Marius tient à voir absolument le barrage qui vient d’être construit dans la forêt. À travers les routes sinueuses, on entre dans la basse montagne. Là où jadis les arbres centenaires resplendissaient de par leurs beautés, il n’y a plus que de l’herbe sous nos pieds. Marius m’explique tout: la surexploitation de la nature par l’Homme, les conséquences sur les animaux, maîtres des lieux, sur la rivière etc… C’est un grand passionné quand il s’agit de parler de la forêt. Si bien qu’il a vécu 3 mois tout seul dans ce microcosme l’été dernier. Pour certains, ça peut sembler fou, d’autres demanderont: s’isoler mais pour quoi faire?
Pour Marius, ça veut dire beaucoup. Il a les yeux qui brillent quand il m’en parle. Se reconnecter aux besoins essentiels, écouter les sensations du corps et vivre en osmose avec la nature: ça n’a pas l’air simple du tout! Une belle aventure dans les bois. Avec comme avec chevalier servant: soi et soi même. J’admire!
Le soir, devine où l’on atterrit pour la nuit: chez Ramona ! Palincă again and again.
Au coin du feu qu’il a dessiné de ses mains, notre première soirée ouvre t-elle déjà le bal à une danse de couple?
Le voyage à deux commence, tu sais ça ?
J’ai eu une réponse positive de Maria pour aller passer une soirée à Săpânțâ dans sa famille. Le village est connue pour son cimetière “gai” initié par un sculpteur sur bois roumain: Stan Ioan Pătraș. Les croix peintes et les poèmes gravés en majuscules mêlent sentiments profonds et humour sur le défunt. Ici on célèbre la mort non pas comme une tragédie mais plutôt comme un passage vers l’au-delà.
La pluie s’est arrêtée. Marius me lit les poèmes et les traduit en français aussi sec.
Il est doué pour les langues.
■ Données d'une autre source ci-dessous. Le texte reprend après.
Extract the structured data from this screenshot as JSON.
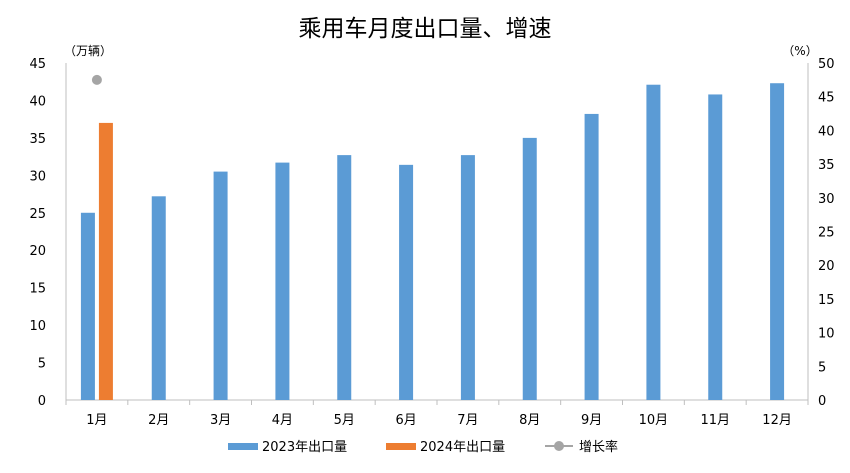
{
  "chart_data": {
    "type": "bar",
    "title": "乘用车月度出口量、增速",
    "y_left_unit": "（万辆）",
    "y_right_unit": "（%）",
    "categories": [
      "1月",
      "2月",
      "3月",
      "4月",
      "5月",
      "6月",
      "7月",
      "8月",
      "9月",
      "10月",
      "11月",
      "12月"
    ],
    "series": [
      {
        "name": "2023年出口量",
        "color": "#5B9BD5",
        "axis": "left",
        "values": [
          25.0,
          27.2,
          30.5,
          31.7,
          32.7,
          31.4,
          32.7,
          35.0,
          38.2,
          42.1,
          40.8,
          42.3
        ]
      },
      {
        "name": "2024年出口量",
        "color": "#ED7D31",
        "axis": "left",
        "values": [
          37.0,
          null,
          null,
          null,
          null,
          null,
          null,
          null,
          null,
          null,
          null,
          null
        ]
      },
      {
        "name": "增长率",
        "color": "#A5A5A5",
        "axis": "right",
        "style": "marker",
        "values": [
          47.5,
          null,
          null,
          null,
          null,
          null,
          null,
          null,
          null,
          null,
          null,
          null
        ]
      }
    ],
    "y_left_ticks": [
      "0",
      "5",
      "10",
      "15",
      "20",
      "25",
      "30",
      "35",
      "40",
      "45"
    ],
    "y_right_ticks": [
      "0",
      "5",
      "10",
      "15",
      "20",
      "25",
      "30",
      "35",
      "40",
      "45",
      "50"
    ],
    "ylim_left": [
      0,
      45
    ],
    "ylim_right": [
      0,
      50
    ],
    "legend_position": "bottom",
    "grid": false
  }
}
Il parle allemand, roumain, anglais, français et italien. Rien que ça!
On passe une belle soirée avec Maria, son compagnon, son bébé, ses parents et les ouvriers. Une grande famille réunie autour des bons plats préparés par la maman.
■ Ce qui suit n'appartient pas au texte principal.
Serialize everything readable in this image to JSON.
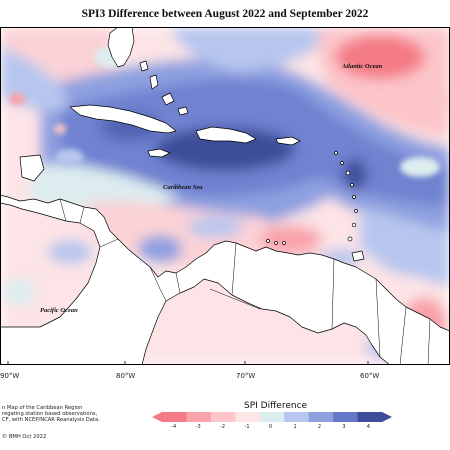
{
  "title": "SPI3 Difference between August 2022 and September 2022",
  "places": {
    "atlantic": "Atlantic Ocean",
    "caribbean": "Caribbean Sea",
    "pacific": "Pacific Ocean"
  },
  "longitudes": [
    "90°W",
    "80°W",
    "70°W",
    "60°W"
  ],
  "credit": {
    "line1": "n Map of the Caribbean Region",
    "line2": "regating station based observations,",
    "line3": "CF, with NCEP/NCAR Reanalysis Data.",
    "line4": "© BMH Oct 2022"
  },
  "legend": {
    "title": "SPI Difference",
    "ticks": [
      "-4",
      "-3",
      "-2",
      "-1",
      "0",
      "1",
      "2",
      "3",
      "4"
    ],
    "colors": [
      "#f47b86",
      "#f8a3aa",
      "#fbc5c9",
      "#fde4e6",
      "#dcecef",
      "#b7c6ee",
      "#8ea0e0",
      "#6577c8",
      "#3e4d9a"
    ]
  },
  "colors": {
    "land": "#ffffff",
    "water_neutral": "#dcecef",
    "dry_strong": "#f47b86",
    "wet_strong": "#3e4d9a"
  }
}
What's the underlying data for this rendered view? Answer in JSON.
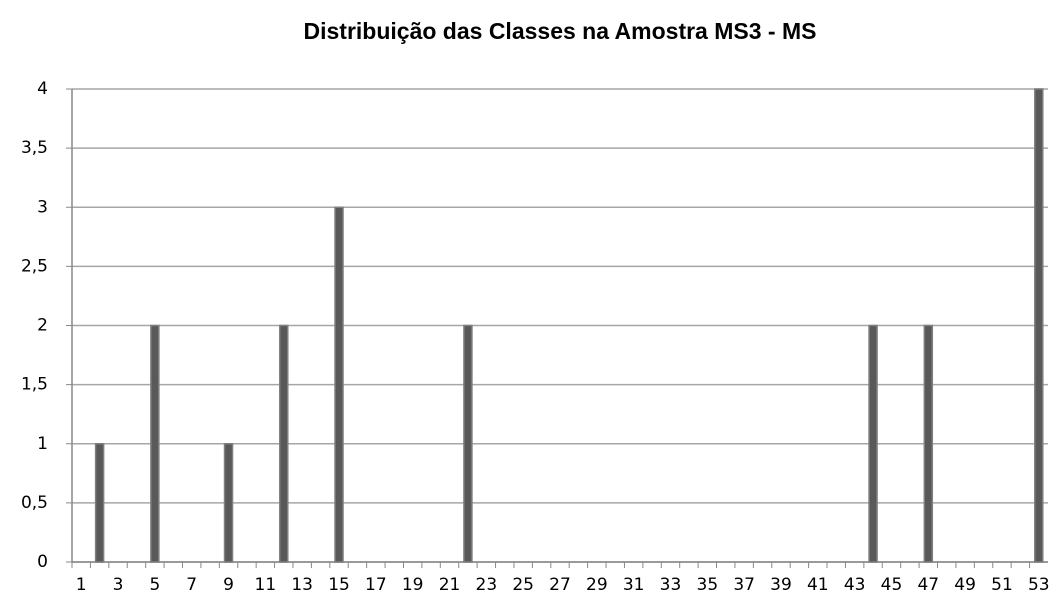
{
  "chart_data": {
    "type": "bar",
    "title": "Distribuição das Classes na Amostra MS3 - MS",
    "categories": [
      "1",
      null,
      "3",
      null,
      "5",
      null,
      "7",
      null,
      "9",
      null,
      "11",
      null,
      "13",
      null,
      "15",
      null,
      "17",
      null,
      "19",
      null,
      "21",
      null,
      "23",
      null,
      "25",
      null,
      "27",
      null,
      "29",
      null,
      "31",
      null,
      "33",
      null,
      "35",
      null,
      "37",
      null,
      "39",
      null,
      "41",
      null,
      "43",
      null,
      "45",
      null,
      "47",
      null,
      "49",
      null,
      "51",
      null,
      "53"
    ],
    "values": [
      0,
      1,
      0,
      0,
      2,
      0,
      0,
      0,
      1,
      0,
      0,
      2,
      0,
      0,
      3,
      0,
      0,
      0,
      0,
      0,
      0,
      2,
      0,
      0,
      0,
      0,
      0,
      0,
      0,
      0,
      0,
      0,
      0,
      0,
      0,
      0,
      0,
      0,
      0,
      0,
      0,
      0,
      0,
      2,
      0,
      0,
      2,
      0,
      0,
      0,
      0,
      0,
      4
    ],
    "color": "#595959",
    "ylim": [
      0,
      4
    ],
    "yticks": [
      0,
      {
        "value": 0.5,
        "label": "0,5"
      },
      1,
      {
        "value": 1.5,
        "label": "1,5"
      },
      2,
      {
        "value": 2.5,
        "label": "2,5"
      },
      3,
      {
        "value": 3.5,
        "label": "3,5"
      },
      4
    ],
    "grid": true
  }
}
Ça réveille des souvenirs chez Marius de se retrouver là. Il se réveille en sursaut et me propose de partir ensemble la semaine prochaine dans le village de son grand père à côté de Lugoj. Là-bas il y a à quelques kilomètres, un village tsigane. Il veut m’y emmener, m’aider dans ma quête de musique gypsies et vivre cette aventure à mes côtés.
Parfois lors d’un voyage, il suffit d’une seule rencontre pour faire basculer tous tes plans d’un côté inattendu et te voilà en train de suivre un autre chemin sans même t’en rendre compte. Peut être à deux pourrons nous aller plus loin?
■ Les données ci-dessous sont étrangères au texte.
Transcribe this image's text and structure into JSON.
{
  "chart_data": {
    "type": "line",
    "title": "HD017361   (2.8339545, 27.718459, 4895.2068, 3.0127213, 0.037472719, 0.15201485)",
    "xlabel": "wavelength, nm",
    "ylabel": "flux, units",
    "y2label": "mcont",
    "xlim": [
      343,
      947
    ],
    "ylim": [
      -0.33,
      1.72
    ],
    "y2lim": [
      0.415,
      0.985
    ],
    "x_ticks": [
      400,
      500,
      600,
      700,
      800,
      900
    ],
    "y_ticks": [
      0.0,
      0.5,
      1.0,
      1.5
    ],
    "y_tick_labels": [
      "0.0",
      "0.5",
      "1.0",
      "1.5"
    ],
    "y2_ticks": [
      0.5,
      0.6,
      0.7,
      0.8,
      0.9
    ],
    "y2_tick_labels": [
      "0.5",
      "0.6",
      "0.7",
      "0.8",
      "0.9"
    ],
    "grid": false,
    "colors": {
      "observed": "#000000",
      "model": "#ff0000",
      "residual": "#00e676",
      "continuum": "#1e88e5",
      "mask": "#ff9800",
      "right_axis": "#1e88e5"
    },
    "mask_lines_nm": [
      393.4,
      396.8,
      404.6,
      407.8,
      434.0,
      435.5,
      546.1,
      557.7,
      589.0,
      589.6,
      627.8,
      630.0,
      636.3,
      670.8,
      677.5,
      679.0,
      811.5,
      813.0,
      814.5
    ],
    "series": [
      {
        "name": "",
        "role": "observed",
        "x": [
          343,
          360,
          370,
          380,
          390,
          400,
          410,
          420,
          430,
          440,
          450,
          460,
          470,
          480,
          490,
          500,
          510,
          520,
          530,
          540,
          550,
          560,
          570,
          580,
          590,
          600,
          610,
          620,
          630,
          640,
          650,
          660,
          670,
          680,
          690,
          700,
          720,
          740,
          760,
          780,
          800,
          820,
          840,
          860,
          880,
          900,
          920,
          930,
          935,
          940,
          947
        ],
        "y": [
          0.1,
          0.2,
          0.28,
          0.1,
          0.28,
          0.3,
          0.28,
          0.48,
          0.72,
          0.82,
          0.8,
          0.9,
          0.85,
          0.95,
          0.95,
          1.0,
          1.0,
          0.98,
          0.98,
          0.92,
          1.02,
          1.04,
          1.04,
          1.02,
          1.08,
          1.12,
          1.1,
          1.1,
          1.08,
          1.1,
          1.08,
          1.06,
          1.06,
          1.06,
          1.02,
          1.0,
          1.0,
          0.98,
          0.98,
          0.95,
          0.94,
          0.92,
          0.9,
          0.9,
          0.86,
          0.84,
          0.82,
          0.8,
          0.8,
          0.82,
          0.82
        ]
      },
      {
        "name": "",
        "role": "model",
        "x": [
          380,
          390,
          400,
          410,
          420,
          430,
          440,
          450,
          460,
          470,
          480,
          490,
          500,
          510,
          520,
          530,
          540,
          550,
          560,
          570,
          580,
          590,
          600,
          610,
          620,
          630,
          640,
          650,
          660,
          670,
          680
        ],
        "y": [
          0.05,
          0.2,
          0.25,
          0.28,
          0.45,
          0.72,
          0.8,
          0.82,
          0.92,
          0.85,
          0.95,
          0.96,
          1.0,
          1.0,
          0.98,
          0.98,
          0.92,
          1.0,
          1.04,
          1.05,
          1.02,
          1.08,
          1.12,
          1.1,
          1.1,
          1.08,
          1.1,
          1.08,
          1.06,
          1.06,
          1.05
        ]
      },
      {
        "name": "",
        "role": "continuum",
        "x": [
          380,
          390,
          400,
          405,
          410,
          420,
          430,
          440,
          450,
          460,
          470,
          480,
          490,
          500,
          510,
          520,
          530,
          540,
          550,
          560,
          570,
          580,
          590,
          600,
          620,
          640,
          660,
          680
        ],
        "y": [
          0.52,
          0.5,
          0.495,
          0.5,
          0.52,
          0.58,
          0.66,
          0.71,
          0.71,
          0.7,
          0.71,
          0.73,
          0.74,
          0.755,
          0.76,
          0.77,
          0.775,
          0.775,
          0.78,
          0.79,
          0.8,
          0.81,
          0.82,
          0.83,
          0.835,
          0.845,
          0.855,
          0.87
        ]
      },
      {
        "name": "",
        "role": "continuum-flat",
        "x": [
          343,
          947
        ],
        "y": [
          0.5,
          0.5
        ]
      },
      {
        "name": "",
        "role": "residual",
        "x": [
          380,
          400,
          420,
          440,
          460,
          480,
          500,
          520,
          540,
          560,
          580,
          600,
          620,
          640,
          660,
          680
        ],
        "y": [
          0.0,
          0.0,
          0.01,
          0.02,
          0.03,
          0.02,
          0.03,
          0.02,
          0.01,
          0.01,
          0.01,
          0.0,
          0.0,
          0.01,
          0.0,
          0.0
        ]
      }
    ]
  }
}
J’accepte sa proposition! On se connaît depuis même pas une semaine… et pourtant. Avant ce nouveau départ, je dois retourner chez Flori. On a prévu d’aller ensemble à un événement folklorique le dimanche. J’y tiens beaucoup.
Nous partons chacun de notre côté pendant deux jours. On a besoin de digérer…
Tombez la, tombez, tombez la chemise traditionnelle!
Le dimanche, il y a la fête internationale de la chemise traditionnelle en ville. Les enfants et adolescents sont venus de tout le pays pour présenter le folklore de leur région. Même les Ukrainiens, Moldaves et Polonais se sont joints à la fête. Tout ce beau monde défile dans les rues et va en direction du musée pour un spectacle de plus de 3 heures sous le soleil de plomb. La pluie vient écourter les festivités, on s’abrite comme on peut sous les arbres. La fête reprend une heure plus tard, devant le musée avec un groupe de musiciens et danseuses avec leurs opinci (chaussures traditionnelles en cuir). Je tourne dans le cercle et saisis une gorgée au goulot de l’unique bouteille de palincă qui passe par chaque danseur.
La hora en fin de journée
On rentre au bercail la tête pleine à craquer de belles images. Flori me propose de goûter sa vişinata maisonou aussi communément appelée la boisson de Dracula pour sa couleur rouge sang. Allez, un dernier shot et au lit!
Demain matin Marius vient me chercher! Oulala… Je commence à stresser. Mon sac n’est pas du tout prêt, j’ai de tout partout dans la chambre, il est 1h du matin, je commence à me poser dix mille questions…
Bon bon bon, demain est un autre jour les amis, moi je vais me coucher ! Noapte bună (bonne nuit)!